James Sherk, who came up with the idea for the Schedule F order, described the rule as a “speed bump” that would only delay its inevitable return. Sherk also took the time to personally write a comment rebutting my comment to the rule:
Quite the compliment!
Trump, and his supporters who occupy the Project 2025 space are dead set on bringing Schedule F back. They see this as crucial in bringing the administrative state to heel, but also to pave the way to even greater politicalization. Many in the Schedule F camp believe in the unitary executive theory, which can be read as implying that all public employees should serve at the will of the President.
The Trump campaign could sue to invalidate the rule during the transition period or after the inauguration, if they can find a friendly judge, which would be an extraordinary step. If this fails, Schedule F will no longer be a day one executive order. Now it will take months to put a new rule in place, going through the same processes that created the existing rule.

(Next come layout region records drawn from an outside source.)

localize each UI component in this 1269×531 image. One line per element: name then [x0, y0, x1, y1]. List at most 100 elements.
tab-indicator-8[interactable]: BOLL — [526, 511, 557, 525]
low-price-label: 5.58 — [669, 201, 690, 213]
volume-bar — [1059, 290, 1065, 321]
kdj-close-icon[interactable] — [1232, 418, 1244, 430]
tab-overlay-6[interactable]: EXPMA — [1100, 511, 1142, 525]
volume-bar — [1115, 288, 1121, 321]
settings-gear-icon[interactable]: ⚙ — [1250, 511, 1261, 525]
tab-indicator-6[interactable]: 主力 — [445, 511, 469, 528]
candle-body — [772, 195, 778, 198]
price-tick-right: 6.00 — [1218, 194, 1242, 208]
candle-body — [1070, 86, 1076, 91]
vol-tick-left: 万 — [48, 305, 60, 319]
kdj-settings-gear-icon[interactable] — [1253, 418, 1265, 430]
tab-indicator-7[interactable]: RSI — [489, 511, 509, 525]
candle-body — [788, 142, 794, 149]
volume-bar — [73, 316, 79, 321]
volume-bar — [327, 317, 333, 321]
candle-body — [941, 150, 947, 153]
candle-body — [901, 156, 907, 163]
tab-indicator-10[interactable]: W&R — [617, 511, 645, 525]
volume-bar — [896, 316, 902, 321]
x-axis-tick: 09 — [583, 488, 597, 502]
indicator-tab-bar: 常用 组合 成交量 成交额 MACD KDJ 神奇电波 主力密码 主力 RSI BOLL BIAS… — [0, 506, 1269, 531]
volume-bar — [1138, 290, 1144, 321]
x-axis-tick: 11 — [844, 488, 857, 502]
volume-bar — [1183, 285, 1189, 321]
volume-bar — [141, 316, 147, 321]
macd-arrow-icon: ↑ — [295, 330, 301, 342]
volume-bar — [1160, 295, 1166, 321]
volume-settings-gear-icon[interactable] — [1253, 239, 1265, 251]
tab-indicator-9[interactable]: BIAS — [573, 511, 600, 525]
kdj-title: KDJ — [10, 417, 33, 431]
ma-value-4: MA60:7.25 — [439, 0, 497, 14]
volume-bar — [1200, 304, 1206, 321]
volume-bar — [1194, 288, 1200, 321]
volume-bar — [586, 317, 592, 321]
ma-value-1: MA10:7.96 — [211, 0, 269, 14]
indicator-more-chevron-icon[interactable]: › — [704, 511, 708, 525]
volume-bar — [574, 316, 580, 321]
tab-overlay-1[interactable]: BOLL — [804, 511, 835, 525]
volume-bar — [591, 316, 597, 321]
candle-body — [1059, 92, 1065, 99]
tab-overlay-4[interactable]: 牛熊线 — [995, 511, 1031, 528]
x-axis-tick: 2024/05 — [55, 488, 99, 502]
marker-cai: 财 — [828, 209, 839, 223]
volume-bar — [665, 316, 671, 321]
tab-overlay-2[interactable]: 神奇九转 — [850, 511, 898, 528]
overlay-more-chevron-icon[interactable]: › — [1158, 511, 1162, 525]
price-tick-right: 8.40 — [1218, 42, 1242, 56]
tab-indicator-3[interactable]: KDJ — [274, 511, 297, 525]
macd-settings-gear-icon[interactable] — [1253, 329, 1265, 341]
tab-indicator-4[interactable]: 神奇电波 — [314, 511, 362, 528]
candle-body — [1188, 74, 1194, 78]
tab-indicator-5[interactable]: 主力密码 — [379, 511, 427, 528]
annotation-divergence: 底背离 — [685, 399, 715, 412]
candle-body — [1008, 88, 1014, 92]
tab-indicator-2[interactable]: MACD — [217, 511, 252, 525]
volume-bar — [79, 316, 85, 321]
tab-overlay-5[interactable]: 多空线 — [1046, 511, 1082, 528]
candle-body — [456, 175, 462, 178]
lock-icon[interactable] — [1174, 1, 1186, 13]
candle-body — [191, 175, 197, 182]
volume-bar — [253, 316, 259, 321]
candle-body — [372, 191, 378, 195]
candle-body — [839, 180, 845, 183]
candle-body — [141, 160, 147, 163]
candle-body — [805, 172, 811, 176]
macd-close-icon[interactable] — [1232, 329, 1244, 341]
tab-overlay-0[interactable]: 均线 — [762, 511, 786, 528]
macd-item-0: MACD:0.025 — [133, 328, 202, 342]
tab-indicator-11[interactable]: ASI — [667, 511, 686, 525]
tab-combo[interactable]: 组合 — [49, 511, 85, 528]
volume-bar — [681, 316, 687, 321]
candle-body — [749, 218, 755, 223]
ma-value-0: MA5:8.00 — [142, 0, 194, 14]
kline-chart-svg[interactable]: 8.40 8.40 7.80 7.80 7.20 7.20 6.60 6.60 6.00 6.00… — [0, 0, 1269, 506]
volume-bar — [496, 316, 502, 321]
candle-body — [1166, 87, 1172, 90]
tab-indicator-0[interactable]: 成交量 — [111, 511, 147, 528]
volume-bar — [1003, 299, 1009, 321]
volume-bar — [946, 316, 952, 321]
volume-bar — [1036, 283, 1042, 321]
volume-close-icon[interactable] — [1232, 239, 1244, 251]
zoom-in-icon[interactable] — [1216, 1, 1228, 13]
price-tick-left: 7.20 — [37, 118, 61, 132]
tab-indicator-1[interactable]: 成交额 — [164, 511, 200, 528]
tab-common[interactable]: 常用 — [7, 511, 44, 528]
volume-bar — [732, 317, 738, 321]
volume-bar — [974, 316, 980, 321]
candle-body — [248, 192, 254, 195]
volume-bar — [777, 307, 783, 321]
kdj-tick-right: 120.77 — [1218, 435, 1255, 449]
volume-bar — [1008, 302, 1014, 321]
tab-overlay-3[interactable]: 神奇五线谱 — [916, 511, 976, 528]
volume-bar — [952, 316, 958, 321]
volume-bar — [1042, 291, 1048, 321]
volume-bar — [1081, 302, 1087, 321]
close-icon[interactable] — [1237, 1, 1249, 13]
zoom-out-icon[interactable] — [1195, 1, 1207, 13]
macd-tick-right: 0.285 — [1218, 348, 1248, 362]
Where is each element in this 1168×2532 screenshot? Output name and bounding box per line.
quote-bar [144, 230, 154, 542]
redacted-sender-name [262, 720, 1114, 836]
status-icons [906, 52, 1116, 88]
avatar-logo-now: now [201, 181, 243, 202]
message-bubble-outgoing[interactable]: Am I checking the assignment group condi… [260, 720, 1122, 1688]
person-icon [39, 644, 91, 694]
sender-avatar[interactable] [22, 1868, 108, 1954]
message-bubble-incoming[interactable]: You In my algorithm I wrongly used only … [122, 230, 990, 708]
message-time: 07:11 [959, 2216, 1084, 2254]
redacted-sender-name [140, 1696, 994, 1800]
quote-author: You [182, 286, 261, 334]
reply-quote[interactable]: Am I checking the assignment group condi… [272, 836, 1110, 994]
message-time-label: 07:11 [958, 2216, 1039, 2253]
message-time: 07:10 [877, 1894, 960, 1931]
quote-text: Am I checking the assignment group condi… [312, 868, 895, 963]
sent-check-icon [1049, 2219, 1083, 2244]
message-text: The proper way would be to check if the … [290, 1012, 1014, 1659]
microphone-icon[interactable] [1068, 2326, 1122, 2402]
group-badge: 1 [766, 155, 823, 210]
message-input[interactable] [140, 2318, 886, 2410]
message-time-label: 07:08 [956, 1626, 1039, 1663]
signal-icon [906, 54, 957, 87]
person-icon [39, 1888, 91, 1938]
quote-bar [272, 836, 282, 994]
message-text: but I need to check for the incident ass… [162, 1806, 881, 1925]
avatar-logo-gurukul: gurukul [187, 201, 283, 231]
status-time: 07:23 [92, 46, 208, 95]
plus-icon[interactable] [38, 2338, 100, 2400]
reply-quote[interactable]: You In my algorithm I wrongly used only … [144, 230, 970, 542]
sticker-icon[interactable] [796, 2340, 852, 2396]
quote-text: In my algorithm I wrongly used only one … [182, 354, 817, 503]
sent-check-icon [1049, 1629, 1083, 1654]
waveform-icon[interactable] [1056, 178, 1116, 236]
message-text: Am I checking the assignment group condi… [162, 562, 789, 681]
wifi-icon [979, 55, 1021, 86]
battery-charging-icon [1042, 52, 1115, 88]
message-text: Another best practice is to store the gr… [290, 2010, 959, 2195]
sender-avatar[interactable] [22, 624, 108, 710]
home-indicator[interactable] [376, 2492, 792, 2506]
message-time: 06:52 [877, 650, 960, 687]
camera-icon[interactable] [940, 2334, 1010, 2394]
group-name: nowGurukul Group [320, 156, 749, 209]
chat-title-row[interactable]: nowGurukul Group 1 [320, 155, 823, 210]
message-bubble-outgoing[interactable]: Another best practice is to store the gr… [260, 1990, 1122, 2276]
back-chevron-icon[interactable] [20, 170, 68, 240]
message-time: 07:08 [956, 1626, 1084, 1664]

I think the quality of the new rule creates a problem for Trump beyond delay. The rule represents a strong administrative record, based on a well-reasoned reading of statute, and engaging with research and evidence on the potential effects of Schedule F. The proposed rule was 24 pages. The revised rule clocks in at 68 pages. Much of that addition comes from OPM addressing themes and concerns raised by specific comments, laying out the law and evidence even more deeply than the original rule. Critics of the rule are given their say, their concerns acknowledged and addressed. Disputes about evidence and science are engaged. It is an impressive effort. (Fun game - if you made a comment, see if it made the final rule by tracking your comment number. I am Comment 50!).
This represents the purpose of rulemaking processes, as established by the Administrative Procedures Act in 1946: legal processes should be imbued with democratic values. One thing that really bothered me about Schedule F is how anti-democratic the process of its creation was. This is the biggest change in the civil service system since its creation in 1883. And it was changed without a single hearing, or consultation with experts or the public. The Biden administration undertook a much more public and democratic process to limit the scope of Schedule F than the Trump administration took to create it.
The Trump administration would have to establish a new rule that ignores or misrepresents the cumulative evidence on how Schedule F would work. While the proponents of Schedule F make claims about how it will improve performance, it is exceptionally difficult to find serious experts on the public sector who agree with those claims. This holds true even among those (myself included), who believe that the civil service system is outdated and needs reform. But politicization is not modernization. Corruption is not reform. Handing more power to a President who refuses to acknowledge democratic outcomes is not a recipe for democratic accountability. Instead, it is both a return to the spoils systems that corrupted the quality of American government in the 19th century, and a step toward the democratic backsliding that Trump supporters applaud in countries like Hungary today.
Overturning the rule would also require finding a court who would be similarly willing to ignore the evidence. This is possible. Recall Chief Justice Robert’s dismissal of “sociological gobbledegook” to avoid addressing the political science evidence gerrymandering. And the majority of the court seem at least somewhat open to unitary executive theory arguments. But for judges concerned by Trump’s march toward a less accountable vision of American government, the new rule gives them a compelling means to halt one aspect of it.
Great follow up essay. I'm very glad that the new rule is in place, and I'm so glad you let us all know about making comments. I enjoyed making comments. I think this was smart move by Biden and, hopefully, during his second term, he can modernize civil service.